# 2017 Versa New front brake pads resurfaced rotors--squealing, clunking, clinging, squeaking



## mustardjo (Nov 3, 2015)

*My husband installed new brake pads and we had the rotors resurfaced on the front brakes in our 2017 Nissan Versa. Now it is making some awful Squealing, clinging, clunking, squeaking sounds. A combination of those..not just one sound. He has done our brakes many times over the years and can't figure out what the problem is. Any ideas? My husband installed new brake pads and we had the rotors resurfaced on the front brakes in our 2017 Nissan Versa. Now it is making some awful Squealing, clinging, clunking, squeaking sounds. A combination of those..not just one sound. He has done our brakes many times over the years and can't figure out what the problem is.
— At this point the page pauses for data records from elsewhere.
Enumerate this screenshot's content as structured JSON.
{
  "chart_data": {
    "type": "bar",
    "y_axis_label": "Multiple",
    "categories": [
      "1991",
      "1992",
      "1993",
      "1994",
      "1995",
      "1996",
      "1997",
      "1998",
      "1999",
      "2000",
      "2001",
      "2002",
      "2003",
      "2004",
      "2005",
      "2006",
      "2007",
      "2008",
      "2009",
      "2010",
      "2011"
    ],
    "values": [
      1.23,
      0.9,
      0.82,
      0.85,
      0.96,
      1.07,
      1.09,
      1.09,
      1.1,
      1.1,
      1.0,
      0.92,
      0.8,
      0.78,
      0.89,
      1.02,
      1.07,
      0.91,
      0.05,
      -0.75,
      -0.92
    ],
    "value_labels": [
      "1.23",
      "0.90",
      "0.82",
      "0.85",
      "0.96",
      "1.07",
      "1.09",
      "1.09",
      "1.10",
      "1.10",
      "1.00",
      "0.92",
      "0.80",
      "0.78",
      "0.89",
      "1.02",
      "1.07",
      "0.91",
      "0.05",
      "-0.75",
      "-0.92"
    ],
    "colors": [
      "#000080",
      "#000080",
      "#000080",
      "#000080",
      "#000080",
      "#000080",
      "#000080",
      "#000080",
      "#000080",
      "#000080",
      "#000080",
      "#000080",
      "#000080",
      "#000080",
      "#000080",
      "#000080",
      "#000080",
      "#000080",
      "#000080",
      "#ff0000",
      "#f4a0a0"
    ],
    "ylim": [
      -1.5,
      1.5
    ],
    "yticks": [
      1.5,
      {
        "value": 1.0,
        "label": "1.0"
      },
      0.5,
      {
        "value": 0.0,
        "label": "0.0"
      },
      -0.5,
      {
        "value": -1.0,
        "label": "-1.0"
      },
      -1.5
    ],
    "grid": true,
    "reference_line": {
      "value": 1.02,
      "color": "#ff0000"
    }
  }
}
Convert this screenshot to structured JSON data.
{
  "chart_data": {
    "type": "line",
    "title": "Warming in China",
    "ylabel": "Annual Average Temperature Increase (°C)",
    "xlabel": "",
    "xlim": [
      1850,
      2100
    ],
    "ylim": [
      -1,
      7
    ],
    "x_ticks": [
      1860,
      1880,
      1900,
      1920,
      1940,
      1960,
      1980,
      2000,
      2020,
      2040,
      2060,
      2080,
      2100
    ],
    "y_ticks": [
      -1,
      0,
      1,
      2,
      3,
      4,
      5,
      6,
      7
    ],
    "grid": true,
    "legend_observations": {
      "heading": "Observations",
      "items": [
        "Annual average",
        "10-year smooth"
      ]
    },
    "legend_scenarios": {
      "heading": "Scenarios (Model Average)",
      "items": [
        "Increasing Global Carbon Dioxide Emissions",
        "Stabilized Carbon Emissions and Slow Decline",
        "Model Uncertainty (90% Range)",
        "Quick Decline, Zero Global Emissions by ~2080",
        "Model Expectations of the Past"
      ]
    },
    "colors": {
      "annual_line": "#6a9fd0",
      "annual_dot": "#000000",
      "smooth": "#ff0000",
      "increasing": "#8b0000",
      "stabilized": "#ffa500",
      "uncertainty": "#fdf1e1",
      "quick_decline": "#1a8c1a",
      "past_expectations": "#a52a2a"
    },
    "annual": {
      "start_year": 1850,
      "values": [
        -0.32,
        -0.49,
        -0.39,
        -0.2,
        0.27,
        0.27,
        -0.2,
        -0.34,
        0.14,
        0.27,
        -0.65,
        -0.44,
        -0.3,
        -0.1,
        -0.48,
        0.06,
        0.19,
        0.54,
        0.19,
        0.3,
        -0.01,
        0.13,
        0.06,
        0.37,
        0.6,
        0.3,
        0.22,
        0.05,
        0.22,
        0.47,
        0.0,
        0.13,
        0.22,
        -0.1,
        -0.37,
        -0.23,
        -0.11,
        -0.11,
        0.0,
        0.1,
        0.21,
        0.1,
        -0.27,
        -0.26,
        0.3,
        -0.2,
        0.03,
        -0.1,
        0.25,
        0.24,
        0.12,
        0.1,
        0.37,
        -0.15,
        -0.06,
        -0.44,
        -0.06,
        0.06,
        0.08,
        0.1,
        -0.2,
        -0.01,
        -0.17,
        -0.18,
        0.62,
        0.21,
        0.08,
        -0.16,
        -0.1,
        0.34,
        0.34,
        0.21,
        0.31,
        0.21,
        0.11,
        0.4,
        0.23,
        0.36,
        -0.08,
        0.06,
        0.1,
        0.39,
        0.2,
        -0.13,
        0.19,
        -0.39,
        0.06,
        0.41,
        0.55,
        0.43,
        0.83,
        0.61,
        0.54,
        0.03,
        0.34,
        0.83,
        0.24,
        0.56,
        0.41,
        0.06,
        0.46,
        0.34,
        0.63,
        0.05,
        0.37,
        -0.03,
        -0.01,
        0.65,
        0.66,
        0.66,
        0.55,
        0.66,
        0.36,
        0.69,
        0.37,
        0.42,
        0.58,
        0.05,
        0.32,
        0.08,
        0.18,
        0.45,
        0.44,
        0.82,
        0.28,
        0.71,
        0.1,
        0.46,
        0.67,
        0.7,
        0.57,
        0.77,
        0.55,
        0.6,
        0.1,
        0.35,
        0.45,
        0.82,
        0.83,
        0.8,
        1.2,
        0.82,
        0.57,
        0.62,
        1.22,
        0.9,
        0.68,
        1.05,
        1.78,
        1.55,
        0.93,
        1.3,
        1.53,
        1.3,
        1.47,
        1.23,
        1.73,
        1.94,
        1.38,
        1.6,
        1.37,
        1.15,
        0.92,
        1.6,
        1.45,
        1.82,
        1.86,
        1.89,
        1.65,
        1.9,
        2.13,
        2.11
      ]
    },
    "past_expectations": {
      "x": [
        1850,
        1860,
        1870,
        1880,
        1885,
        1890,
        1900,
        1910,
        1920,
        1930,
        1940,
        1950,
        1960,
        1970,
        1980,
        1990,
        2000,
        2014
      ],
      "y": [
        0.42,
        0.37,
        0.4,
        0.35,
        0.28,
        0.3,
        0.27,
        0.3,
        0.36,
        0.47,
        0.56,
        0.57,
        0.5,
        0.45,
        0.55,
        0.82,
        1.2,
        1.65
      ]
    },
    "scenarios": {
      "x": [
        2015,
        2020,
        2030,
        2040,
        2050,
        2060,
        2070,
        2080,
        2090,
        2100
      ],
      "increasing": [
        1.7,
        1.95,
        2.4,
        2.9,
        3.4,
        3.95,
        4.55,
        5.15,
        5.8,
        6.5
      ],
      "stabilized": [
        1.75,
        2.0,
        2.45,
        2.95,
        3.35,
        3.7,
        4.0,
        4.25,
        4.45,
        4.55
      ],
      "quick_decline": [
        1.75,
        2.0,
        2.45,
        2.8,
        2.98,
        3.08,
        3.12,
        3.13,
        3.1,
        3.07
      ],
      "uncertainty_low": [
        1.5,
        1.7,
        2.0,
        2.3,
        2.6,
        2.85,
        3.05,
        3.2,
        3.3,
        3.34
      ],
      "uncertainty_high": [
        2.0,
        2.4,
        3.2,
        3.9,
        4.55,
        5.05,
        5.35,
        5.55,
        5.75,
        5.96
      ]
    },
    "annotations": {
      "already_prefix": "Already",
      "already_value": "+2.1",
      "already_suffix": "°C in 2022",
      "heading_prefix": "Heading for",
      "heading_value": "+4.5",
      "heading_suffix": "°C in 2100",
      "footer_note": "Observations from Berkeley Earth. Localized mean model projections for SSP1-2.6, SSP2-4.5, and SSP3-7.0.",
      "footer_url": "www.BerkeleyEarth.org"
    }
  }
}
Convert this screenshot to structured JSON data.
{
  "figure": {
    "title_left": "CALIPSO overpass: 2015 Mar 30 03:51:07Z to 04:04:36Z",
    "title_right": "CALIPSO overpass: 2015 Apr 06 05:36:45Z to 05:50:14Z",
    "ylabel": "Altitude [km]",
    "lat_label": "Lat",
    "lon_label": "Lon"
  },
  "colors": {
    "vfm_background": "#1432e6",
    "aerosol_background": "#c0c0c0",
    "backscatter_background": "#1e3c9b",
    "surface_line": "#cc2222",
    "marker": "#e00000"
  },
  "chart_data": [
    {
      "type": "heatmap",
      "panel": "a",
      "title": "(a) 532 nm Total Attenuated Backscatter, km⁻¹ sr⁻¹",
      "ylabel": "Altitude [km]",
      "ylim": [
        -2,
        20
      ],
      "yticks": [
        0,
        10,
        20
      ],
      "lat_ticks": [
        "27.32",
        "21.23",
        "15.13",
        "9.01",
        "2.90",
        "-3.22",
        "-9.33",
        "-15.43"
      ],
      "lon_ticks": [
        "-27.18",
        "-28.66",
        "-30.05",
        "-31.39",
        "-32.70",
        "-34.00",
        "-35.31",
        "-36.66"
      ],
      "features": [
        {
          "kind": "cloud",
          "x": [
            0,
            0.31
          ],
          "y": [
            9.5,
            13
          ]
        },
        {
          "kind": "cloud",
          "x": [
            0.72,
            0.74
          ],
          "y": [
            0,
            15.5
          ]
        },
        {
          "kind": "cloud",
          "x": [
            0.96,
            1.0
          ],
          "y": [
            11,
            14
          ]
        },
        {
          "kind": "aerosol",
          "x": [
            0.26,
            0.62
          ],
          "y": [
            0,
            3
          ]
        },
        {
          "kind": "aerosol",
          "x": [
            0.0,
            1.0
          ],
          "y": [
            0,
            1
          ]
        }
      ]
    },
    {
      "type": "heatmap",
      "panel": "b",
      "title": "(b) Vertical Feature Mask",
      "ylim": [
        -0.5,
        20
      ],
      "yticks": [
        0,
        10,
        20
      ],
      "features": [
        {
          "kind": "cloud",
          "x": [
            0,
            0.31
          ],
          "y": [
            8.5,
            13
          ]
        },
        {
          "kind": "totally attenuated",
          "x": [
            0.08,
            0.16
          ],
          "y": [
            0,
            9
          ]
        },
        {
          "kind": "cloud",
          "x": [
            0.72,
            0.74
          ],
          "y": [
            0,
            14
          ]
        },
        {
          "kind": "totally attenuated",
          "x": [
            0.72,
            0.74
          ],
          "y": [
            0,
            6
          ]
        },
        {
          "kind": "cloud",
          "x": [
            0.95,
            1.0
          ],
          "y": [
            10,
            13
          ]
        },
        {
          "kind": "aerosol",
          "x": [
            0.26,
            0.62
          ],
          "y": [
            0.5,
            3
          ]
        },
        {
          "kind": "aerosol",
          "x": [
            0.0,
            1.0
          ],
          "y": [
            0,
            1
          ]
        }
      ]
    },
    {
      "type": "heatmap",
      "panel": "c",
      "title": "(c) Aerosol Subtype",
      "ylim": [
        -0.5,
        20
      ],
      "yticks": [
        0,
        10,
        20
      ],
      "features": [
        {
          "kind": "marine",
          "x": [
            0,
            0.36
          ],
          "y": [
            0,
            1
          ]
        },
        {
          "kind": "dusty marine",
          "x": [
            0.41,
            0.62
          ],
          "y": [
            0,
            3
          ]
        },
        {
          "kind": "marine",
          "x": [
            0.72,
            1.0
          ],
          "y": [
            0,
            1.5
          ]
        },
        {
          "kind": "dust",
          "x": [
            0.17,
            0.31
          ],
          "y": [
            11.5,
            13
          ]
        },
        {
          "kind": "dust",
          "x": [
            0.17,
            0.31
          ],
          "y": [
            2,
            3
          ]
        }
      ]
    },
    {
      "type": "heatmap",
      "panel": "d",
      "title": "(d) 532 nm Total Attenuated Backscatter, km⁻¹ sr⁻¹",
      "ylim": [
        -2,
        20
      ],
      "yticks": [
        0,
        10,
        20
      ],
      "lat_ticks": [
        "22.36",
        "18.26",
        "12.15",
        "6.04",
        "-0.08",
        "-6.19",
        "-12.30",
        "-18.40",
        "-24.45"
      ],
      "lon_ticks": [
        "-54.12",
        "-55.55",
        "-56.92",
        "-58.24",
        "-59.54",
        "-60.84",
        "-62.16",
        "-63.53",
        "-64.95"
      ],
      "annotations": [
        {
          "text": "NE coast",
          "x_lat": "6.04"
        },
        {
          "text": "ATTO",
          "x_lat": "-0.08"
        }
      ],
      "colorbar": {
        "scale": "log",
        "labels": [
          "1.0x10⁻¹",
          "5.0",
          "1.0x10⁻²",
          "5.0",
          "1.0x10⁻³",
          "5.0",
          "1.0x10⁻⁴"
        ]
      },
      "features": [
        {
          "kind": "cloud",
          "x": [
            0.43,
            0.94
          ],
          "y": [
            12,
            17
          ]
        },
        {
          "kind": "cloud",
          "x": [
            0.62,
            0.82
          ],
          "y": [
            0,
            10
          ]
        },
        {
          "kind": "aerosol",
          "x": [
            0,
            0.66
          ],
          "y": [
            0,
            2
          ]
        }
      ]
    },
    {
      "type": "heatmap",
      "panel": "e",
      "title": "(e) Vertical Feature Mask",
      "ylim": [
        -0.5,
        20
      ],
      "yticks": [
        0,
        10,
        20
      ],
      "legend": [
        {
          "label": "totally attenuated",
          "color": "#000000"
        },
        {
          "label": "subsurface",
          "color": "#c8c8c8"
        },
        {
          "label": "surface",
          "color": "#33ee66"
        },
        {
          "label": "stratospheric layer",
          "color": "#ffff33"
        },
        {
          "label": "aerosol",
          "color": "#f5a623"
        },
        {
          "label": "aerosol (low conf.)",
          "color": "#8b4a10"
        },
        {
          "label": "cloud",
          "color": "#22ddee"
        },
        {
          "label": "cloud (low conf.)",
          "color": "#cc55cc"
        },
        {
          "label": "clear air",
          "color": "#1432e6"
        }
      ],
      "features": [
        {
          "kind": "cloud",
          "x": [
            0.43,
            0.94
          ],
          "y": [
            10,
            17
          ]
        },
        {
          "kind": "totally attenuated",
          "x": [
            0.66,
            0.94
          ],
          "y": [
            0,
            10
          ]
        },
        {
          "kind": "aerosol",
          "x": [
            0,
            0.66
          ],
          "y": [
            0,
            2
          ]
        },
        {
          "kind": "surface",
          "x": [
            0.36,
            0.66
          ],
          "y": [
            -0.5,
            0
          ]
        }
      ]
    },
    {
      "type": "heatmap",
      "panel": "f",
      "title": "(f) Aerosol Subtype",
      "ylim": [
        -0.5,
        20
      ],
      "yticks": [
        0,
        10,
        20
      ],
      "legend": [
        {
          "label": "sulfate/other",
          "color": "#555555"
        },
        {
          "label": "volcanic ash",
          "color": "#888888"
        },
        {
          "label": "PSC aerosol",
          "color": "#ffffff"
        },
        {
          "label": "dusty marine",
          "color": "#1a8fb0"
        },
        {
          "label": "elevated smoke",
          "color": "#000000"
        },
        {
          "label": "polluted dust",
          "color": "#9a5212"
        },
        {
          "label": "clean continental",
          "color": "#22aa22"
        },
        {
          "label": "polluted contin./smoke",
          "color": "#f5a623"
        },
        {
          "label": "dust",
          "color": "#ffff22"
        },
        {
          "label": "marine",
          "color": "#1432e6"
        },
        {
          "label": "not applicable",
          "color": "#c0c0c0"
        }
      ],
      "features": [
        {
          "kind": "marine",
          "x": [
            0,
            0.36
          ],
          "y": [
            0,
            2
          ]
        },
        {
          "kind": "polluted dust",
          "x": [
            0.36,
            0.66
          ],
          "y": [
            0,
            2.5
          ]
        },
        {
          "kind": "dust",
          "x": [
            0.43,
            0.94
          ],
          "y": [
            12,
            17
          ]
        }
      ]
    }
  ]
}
Any ideas?*


----------



## rogoman (Dec 16, 2004)

Some possible causes for the noises:

- Poor quality brake pads.
- Too much material removed from rotors resulting in warpage.
- components did not receive needed lubrication at critical points.
- missing shims.


----------



## mustardjo (Nov 3, 2015)

rogoman said:


> Some possible causes for the noises:
> 
> - Poor quality brake pads.
> - Too much material removed from rotors resulting in warpage.
> ...


thank you. will check those out


----------